I certainly found it quite pretty and appealing, with a certain amount of sexiness to it. But, it doesn’t stray too far into the seductive nightlife wear. Mostly, just an attractive and versatile scent.

Honestly, it kind of fits for any age range. The sweetness that it does have doesn’t put it into ‘teenager only’ perfume category. Though, they could certainly wear The One as well.


Overall Impressions of The One EDT

Overall, is The One eau de toilette worth a try? I’d say, yes. It is a very attractive scent but it is also a very sweet scent. You’re going to have to enjoy lily, peach, and an enveloping warm sweetness.

Honestly, the perfume can be a bit much at times, but as a white floral fragrance it works well in totality. Still, I think that it is an improvement upon the EDP version, in a lot of ways. I got a good performance from it and it does have quite a lot of beauty within that sweetness.

It’s not an amazing fragrance.
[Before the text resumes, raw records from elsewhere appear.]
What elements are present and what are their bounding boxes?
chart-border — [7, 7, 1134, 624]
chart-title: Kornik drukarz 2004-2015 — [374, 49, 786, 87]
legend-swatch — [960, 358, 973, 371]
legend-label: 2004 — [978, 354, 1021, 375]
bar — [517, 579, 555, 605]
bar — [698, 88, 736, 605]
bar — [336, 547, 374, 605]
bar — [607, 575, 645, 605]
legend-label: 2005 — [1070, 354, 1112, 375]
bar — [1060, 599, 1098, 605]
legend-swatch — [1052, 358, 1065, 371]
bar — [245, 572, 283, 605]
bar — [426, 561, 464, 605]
The peach and the citrus up top are a highlight for me, even if things can feel crowded at times, with all of the notes jockeying for position.

Again, if peach gets on your nerves, this is probably one to avoid. Otherwise, it is a very nice D&G release, which does almost everything well. It’s been around forever, at this point, and so no new ground is being broken with this one.